I wanted to be a great artist, not a lifelong babysitter who was always trapped indoors serving someone else. Maybe being an artist was a laughable goal, but I’d rather be laughed at then not noticed at all.
“I like this one.” She leaned in over me, putting her finger on a line on page twelve. Duckling rescue in sewer by residents almost turns deadly,
“That could be a magnificent poem.”
She smelled like strawberries picked from the vine and took a chomp out of my charred toast and jam while I was lost in her fragrance.
“Then write it.”
The sunshine would dry and color the rest of her damp hair.
We looked at each other for a moment and it was hard to tell whose smile was wider. I wanted to kiss her before she walked out the door, but I had to show I was willing to stay seated.
“Were you on the phone,” she asked as the crumbs from her bite sprinkled onto the news?
“Salesperson.”
“What were they sellin’?” Purple-red jam was nestled at the commissures of her mouth.
“Nothing I wanted.” I wanted her to lick her lips in a slow motion.
She picked up her jade purse from the table, the size of my fifth grade lunch box before closing the empty fridge.
“C ya. Call me.”
“Just come back.”
“I just might,” she playfully promised, waved and left.
I doubted it. This voyage for hers was at the onset; she’ll be cruising on a fantastic trip through the ups and downs, maybe all the way to Laguna Beach. I wasn’t an up or a down, just a tourist stop.

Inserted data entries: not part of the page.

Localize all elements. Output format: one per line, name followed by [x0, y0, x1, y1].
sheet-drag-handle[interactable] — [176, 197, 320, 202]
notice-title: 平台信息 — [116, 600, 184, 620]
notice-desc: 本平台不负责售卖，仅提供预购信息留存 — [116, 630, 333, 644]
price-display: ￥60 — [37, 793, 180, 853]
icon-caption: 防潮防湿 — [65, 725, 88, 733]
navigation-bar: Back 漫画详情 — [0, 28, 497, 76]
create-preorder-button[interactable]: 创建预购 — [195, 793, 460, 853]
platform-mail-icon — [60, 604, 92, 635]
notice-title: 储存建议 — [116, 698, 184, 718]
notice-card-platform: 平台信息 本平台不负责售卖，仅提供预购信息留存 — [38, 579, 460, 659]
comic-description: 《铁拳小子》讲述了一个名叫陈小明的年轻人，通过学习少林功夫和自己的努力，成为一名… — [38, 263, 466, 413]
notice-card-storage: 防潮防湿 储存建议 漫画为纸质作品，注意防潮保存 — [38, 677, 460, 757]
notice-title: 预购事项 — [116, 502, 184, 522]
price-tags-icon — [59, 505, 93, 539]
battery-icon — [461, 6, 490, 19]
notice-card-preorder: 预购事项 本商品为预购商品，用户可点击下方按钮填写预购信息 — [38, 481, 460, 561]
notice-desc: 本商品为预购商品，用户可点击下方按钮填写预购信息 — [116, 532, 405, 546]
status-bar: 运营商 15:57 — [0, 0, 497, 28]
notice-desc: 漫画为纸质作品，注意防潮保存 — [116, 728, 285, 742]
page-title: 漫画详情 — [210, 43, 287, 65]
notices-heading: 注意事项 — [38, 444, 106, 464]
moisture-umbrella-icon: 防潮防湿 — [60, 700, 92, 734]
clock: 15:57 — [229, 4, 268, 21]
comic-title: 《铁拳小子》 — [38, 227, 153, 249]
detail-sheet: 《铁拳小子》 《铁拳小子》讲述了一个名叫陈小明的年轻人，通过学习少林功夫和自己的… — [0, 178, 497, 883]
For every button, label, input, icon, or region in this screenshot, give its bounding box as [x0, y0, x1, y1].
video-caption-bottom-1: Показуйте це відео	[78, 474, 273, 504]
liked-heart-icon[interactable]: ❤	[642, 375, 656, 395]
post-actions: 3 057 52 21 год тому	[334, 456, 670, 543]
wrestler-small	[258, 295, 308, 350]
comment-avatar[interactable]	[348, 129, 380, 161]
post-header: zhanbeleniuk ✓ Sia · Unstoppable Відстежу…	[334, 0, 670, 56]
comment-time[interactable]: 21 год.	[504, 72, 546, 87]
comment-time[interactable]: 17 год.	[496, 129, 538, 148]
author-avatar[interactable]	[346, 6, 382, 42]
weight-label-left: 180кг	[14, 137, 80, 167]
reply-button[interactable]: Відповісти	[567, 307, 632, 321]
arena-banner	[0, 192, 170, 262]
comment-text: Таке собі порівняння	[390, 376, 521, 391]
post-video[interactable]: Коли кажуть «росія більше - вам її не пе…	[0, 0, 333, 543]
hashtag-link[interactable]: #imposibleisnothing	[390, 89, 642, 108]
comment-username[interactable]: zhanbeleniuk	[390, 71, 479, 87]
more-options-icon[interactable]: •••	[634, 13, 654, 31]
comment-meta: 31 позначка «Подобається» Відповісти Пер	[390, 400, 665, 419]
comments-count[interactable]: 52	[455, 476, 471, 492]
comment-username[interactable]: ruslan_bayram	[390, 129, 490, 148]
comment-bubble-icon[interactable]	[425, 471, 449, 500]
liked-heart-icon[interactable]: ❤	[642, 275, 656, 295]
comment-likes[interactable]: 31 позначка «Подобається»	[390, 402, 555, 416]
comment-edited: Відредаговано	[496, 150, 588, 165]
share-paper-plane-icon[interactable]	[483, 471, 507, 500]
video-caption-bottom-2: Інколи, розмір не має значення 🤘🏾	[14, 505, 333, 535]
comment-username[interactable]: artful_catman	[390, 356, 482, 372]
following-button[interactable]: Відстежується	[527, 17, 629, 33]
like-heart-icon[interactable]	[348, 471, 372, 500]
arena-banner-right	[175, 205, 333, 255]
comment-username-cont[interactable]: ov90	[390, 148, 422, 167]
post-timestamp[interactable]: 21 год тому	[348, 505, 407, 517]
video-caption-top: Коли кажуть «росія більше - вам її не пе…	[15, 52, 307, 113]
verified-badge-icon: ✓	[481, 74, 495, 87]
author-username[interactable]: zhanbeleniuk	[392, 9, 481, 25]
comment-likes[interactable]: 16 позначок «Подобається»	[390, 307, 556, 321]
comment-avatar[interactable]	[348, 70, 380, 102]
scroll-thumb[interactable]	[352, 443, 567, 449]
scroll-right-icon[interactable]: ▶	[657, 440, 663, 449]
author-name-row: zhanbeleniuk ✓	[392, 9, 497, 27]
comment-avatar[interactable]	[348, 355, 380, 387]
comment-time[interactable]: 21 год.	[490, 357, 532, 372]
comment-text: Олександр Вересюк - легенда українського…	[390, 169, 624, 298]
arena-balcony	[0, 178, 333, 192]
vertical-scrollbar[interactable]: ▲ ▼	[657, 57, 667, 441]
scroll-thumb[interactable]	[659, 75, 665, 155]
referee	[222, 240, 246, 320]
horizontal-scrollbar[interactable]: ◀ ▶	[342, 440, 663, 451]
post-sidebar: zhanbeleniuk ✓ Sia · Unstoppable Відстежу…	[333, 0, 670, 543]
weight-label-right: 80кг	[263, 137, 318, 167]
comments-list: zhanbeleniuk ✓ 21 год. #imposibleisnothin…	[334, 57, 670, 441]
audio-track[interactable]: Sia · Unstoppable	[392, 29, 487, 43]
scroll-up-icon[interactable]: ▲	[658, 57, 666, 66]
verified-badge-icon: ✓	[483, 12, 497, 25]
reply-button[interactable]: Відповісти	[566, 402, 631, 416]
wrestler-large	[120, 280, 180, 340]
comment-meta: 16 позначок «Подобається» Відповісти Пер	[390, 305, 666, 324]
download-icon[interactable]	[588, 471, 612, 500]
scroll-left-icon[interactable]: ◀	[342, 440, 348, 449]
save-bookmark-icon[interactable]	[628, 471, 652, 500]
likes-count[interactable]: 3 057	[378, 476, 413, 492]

I flipped through the movie guide section and thought back to Vanilla and our sexual mishaps. They had become an infinite date-movie, where no one could turn down the sappy automatic score peaking when the million dollar-method actor motioned for it. Fix it all in post-production, a saying never truer for such an occasion. Could I fix it after the product was produced? The credits in this far too realistic film should never be rolled because this was beyond naming, listing all the bit memories for all the bit parts, my part being a bit too unconvincing to be acknowledged as a credit.
Night time was coming on like the ache from a rotting tooth. That line vacationed in the belly of my brain…almost turns deadly.
I had to get up, find my sandals and go for a walk before the phone could do more damage.